Not a miracle recovery, but a miracle of modern medicine

In 2013 I fell into a six-week coma and nearly died after I contracted legionella. The Legionnaire's disease was in turn triggered by immunosuppression caused by the prednisone I was taking for my rare autoimmune disease, dermatomyositis.

I suffered a series of strokes on both sides of my brain when the sepsis caused my blood pressure to plummet. I fell into a deep coma. My kidneys and lungs began to fail, as my body was began dying one organ at a time. My doctors told my loved ones to give up hope for my full recovery. They expected me to die, and even if I somehow lived, I would remain a vegetable or at best left so hopelessly brain-damaged that I would never be same. But unbeknownst to them, while they were shining lights in my eyes and shaking their heads, I was telling them in my coma-dream--my secular version of a near-death experience--to leave me alone because I was trying to get back to sleep.
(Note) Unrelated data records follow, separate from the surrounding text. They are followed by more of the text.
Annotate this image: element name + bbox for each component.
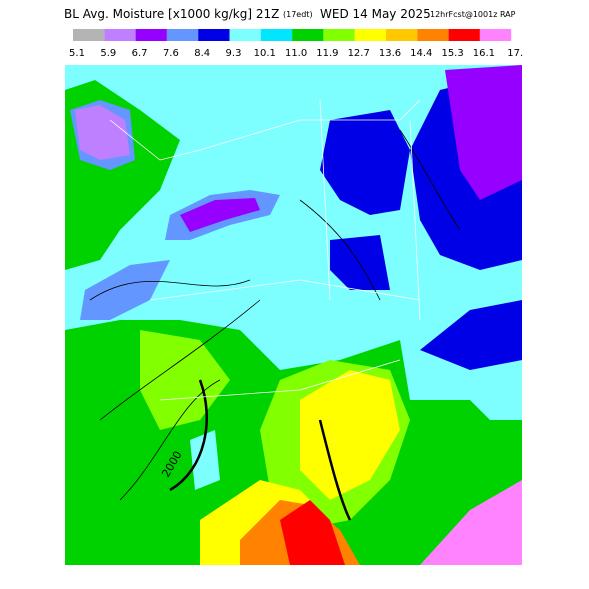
colorbar-label: 13.6	[379, 48, 401, 59]
moist-region	[80, 260, 170, 320]
colorbar-swatch	[73, 29, 105, 41]
colorbar-swatch	[260, 29, 293, 41]
colorbar: 5.1 5.9 6.7 7.6 8.4 9.3 10.1 11.0 11.9 12.7 13.6 14…	[69, 29, 523, 59]
colorbar-swatch	[354, 29, 386, 41]
colorbar-label: 11.0	[285, 48, 307, 59]
colorbar-swatch	[448, 29, 480, 41]
colorbar-swatch	[166, 29, 199, 41]
colorbar-label: 15.3	[441, 48, 463, 59]
moist-region	[300, 370, 400, 500]
moist-region	[140, 330, 230, 430]
colorbar-label: 5.9	[100, 48, 116, 59]
colorbar-swatch	[323, 29, 355, 41]
moist-region	[280, 500, 345, 565]
colorbar-label: 10.1	[254, 48, 276, 59]
colorbar-label: 12.7	[348, 48, 370, 59]
colorbar-swatch	[292, 29, 324, 41]
colorbar-label: 17.	[507, 48, 523, 59]
colorbar-label: 7.6	[163, 48, 179, 59]
title: BL Avg. Moisture [x1000 kg/kg] 21Z	[64, 7, 279, 21]
colorbar-label: 5.1	[69, 48, 85, 59]
colorbar-swatch	[386, 29, 418, 41]
map: 2000	[65, 65, 522, 565]
colorbar-swatch	[417, 29, 449, 41]
colorbar-swatch	[479, 29, 512, 41]
colorbar-label: 9.3	[226, 48, 242, 59]
moist-region	[190, 430, 220, 490]
colorbar-swatch	[104, 29, 136, 41]
colorbar-swatch	[135, 29, 167, 41]
colorbar-swatch	[198, 29, 230, 41]
date: WED 14 May 2025	[320, 7, 431, 21]
moist-region	[180, 198, 260, 232]
colorbar-swatch	[229, 29, 261, 41]
forecast: 12hrFcst@1001z RAP	[430, 10, 516, 19]
colorbar-label: 16.1	[473, 48, 495, 59]
moist-region	[445, 65, 522, 200]
contour	[89, 129, 461, 501]
moist-region	[420, 480, 522, 565]
contour-bold	[169, 379, 352, 521]
local-time: (17edt)	[283, 10, 313, 19]
moist-region	[420, 300, 522, 370]
colorbar-label: 11.9	[316, 48, 338, 59]
moist-region	[330, 235, 390, 290]
colorbar-label: 8.4	[194, 48, 210, 59]
boundary	[109, 99, 421, 401]
moist-region	[75, 105, 130, 160]
colorbar-label: 6.7	[132, 48, 148, 59]
colorbar-label: 14.4	[410, 48, 432, 59]
moist-region	[320, 110, 410, 215]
I was experiencing what is known as covert cognition, the subject of my Skeptical Inquirer article "Covert Cognition: My So-Called Near-Death Experience," which appeared in their July/August issue.

But it wasn't a miracle--despite what so many continue to believe--that I recovered so fully. I owe my life not to God, but the miracles of modern medicine, as well as the nature of the watershed-area brain damage I suffered, as I detailed in my article and in this blog.